Слова повисают в воздухе.
– Из дворца? – шепчу я.
– Из Жемчужины, – отвечает он.
Приближающиеся шаги заставляют нас отпрыгнуть друг от друга. Одно ловкое движение – и камертон возвращается в связку ключей на поясе Люсьена, а в следующее мгновение появляется Аннабель, держа в руках увесистую книгу по искусству. Она бросает взгляд на Люсьена и тотчас приседает в реверансе. Люсьен встает.
– Я вижу, тебя повысили, – говорит он, отвешивая поклон. – Ты теперь фрейлина нового суррогата?
Аннабель заливается румянцем и кивает.
– Твоя мать, наверное, очень гордится.
Аннабель снова кивает. Мое сердце отчаянно колотится, и я стараюсь казаться невозмутимой, когда Люсьен поворачивается ко мне.
– Было приятно увидеться, 197. – В его глазах я читаю тайное обещание, когда он произносит: – Уверен, скоро мы встретимся снова.
Я морщусь при упоминании номера моего лота, но не успеваю попрощаться с Люсьеном, потому что он исчезает за дверью маленькой комнаты. Дверь за ним закрывается, и я слышу, как щелкает замок.
Аннабель вопросительно смотрит на меня.
– Он был моим мастером, – объясняю я. – Готовил к Аукциону. – Я в полной растерянности от нашего разговора и его резкой концовки.
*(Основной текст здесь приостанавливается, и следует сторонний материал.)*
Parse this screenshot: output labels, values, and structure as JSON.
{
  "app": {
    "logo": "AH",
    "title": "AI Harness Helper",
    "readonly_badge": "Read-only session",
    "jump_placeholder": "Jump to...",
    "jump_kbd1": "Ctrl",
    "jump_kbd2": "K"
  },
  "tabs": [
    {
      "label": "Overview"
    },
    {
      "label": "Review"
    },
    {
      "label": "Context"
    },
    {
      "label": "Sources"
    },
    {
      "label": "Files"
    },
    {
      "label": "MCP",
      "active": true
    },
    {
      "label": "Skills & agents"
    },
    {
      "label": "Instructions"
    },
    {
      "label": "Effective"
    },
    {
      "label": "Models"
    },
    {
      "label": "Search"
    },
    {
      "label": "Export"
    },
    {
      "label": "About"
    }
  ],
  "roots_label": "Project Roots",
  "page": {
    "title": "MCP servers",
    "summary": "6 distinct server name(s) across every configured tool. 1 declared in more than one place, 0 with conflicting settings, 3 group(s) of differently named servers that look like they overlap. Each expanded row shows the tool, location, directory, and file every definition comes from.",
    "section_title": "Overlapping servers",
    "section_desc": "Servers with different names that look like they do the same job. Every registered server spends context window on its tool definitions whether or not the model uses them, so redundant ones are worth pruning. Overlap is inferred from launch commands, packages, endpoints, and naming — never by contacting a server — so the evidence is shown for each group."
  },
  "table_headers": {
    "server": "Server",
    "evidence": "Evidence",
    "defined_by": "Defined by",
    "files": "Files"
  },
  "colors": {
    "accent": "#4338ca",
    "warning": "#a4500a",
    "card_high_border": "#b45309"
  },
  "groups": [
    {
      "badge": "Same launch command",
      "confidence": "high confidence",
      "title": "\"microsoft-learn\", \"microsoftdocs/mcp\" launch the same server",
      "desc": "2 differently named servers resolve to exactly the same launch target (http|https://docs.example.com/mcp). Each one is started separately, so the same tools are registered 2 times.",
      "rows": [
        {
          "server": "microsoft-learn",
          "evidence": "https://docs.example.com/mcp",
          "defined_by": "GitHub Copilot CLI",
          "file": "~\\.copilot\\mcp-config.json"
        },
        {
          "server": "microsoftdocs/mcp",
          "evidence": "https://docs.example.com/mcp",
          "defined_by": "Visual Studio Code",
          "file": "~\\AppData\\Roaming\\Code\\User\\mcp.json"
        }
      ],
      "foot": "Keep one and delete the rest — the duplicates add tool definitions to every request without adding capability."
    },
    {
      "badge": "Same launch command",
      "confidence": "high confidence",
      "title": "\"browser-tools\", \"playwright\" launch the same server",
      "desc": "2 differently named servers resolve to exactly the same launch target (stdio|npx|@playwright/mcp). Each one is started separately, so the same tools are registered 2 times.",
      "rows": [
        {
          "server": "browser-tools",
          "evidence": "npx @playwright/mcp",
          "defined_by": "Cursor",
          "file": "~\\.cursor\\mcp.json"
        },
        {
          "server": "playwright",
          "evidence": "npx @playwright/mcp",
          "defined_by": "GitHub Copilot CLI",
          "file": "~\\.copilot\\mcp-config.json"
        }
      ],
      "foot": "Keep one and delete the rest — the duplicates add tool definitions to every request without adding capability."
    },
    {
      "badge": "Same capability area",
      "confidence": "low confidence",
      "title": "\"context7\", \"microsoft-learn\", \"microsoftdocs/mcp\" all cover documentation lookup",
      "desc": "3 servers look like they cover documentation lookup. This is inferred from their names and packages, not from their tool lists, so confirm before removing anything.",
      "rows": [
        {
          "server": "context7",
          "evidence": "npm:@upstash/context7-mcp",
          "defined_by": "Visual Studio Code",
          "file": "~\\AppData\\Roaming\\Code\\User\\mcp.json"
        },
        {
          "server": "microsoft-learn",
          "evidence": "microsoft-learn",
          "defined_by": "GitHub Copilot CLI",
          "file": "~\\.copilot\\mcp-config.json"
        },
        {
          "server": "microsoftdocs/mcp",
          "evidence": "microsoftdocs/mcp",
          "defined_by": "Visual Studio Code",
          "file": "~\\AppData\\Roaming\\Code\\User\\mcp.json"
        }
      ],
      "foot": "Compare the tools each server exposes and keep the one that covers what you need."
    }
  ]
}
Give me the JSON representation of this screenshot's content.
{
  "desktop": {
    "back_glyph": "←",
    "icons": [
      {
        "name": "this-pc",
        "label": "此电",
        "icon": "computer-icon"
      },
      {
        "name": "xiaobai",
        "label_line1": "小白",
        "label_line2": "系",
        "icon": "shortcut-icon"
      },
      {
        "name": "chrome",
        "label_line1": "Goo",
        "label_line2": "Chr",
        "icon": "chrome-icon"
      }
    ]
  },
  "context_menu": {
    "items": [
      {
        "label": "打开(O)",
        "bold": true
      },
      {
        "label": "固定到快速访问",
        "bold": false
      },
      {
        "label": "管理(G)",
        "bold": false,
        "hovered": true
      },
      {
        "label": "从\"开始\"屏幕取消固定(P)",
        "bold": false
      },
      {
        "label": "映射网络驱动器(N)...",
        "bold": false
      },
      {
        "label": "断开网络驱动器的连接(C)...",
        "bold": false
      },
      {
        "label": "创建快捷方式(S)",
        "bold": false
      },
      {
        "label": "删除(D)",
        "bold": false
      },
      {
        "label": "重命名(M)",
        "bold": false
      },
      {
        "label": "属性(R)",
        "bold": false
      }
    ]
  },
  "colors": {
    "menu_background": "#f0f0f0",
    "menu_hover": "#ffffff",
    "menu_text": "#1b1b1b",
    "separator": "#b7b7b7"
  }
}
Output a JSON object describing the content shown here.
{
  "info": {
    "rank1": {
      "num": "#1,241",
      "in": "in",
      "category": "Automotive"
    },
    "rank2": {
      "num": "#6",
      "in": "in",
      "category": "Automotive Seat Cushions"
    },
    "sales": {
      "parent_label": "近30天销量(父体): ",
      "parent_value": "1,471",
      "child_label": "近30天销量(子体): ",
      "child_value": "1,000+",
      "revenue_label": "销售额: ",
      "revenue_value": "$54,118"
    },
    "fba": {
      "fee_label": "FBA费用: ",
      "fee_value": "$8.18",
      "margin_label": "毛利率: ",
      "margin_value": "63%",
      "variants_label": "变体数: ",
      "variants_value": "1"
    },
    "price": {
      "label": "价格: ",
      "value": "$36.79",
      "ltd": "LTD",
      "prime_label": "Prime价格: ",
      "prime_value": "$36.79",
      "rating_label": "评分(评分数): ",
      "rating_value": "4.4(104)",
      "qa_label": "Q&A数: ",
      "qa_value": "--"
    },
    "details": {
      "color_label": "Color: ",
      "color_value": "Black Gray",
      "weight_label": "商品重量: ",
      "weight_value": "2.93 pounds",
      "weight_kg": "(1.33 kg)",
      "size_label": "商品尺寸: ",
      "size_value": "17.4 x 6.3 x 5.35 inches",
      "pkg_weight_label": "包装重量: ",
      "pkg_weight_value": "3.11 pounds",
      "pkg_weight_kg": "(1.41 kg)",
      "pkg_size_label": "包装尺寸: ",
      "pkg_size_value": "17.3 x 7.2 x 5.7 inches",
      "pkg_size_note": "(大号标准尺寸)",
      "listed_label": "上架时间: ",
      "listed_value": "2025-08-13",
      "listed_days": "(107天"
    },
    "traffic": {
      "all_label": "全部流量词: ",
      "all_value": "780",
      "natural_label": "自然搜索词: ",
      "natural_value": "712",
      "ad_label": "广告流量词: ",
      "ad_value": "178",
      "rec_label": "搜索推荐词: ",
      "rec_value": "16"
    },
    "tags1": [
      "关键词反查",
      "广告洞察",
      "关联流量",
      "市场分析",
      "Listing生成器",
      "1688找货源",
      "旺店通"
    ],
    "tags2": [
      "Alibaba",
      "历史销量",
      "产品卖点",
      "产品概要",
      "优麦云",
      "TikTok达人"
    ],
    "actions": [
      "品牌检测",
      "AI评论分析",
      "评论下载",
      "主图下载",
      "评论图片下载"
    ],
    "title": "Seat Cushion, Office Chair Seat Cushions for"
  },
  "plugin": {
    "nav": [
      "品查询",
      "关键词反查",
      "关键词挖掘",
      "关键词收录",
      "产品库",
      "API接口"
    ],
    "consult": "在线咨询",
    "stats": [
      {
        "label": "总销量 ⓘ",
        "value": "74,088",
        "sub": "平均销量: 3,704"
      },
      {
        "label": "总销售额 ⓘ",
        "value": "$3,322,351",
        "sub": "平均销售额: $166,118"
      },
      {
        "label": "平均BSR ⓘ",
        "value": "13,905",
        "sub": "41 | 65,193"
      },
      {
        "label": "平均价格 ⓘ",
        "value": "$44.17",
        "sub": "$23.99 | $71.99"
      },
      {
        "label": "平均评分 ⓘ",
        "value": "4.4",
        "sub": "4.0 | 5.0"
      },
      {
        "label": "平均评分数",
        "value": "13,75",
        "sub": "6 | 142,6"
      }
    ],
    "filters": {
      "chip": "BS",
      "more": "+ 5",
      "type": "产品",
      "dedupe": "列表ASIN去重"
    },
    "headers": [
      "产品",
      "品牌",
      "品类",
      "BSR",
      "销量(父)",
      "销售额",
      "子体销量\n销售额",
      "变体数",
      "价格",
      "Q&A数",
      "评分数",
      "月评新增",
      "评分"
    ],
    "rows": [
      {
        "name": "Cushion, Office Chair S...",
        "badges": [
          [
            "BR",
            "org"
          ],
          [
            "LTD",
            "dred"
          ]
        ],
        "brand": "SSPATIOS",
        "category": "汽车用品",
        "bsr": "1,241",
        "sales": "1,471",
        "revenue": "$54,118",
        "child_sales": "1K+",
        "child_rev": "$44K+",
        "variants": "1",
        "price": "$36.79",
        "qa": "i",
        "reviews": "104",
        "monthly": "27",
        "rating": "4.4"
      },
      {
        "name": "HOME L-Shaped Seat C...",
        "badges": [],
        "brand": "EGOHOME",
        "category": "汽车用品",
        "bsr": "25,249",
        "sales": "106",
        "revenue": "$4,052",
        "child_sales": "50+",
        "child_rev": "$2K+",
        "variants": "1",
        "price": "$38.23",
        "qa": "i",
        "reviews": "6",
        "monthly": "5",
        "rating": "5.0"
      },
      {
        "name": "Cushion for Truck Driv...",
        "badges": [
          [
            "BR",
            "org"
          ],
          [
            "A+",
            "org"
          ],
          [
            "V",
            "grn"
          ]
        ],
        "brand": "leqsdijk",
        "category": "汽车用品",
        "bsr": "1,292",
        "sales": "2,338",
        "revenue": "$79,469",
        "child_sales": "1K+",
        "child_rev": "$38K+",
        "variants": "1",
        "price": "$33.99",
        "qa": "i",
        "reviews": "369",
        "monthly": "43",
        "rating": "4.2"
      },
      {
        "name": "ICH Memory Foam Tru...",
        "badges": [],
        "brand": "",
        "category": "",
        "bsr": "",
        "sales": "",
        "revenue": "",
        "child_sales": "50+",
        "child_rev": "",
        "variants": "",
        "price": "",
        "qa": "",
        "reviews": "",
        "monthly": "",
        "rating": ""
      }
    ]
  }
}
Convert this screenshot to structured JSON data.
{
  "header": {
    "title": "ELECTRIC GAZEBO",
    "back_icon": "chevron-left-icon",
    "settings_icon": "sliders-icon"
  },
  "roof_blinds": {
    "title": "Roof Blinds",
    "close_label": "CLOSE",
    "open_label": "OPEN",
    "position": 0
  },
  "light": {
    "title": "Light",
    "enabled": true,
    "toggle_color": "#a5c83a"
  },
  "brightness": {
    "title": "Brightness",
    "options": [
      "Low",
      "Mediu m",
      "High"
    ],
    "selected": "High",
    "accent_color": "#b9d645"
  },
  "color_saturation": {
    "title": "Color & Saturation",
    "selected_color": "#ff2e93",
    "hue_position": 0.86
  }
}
Я бы так и сидела на этом стуле, дожидаясь, пока выйдет Люсьен, чтобы расспросить его подробнее. Но уверена, что мне запрещено общаться с Люсьеном. Если он говорит, что скоро мы снова встретимся, то нужно просто ждать и верить, что так оно и будет. Придется набраться терпения. – Я… я нашла все, что мне нужно. И теперь хотела бы вернуться к себе.
Обратный путь я помню смутно.
Выбраться из Жемчужины.
Люсьен только что предложил мне свободу.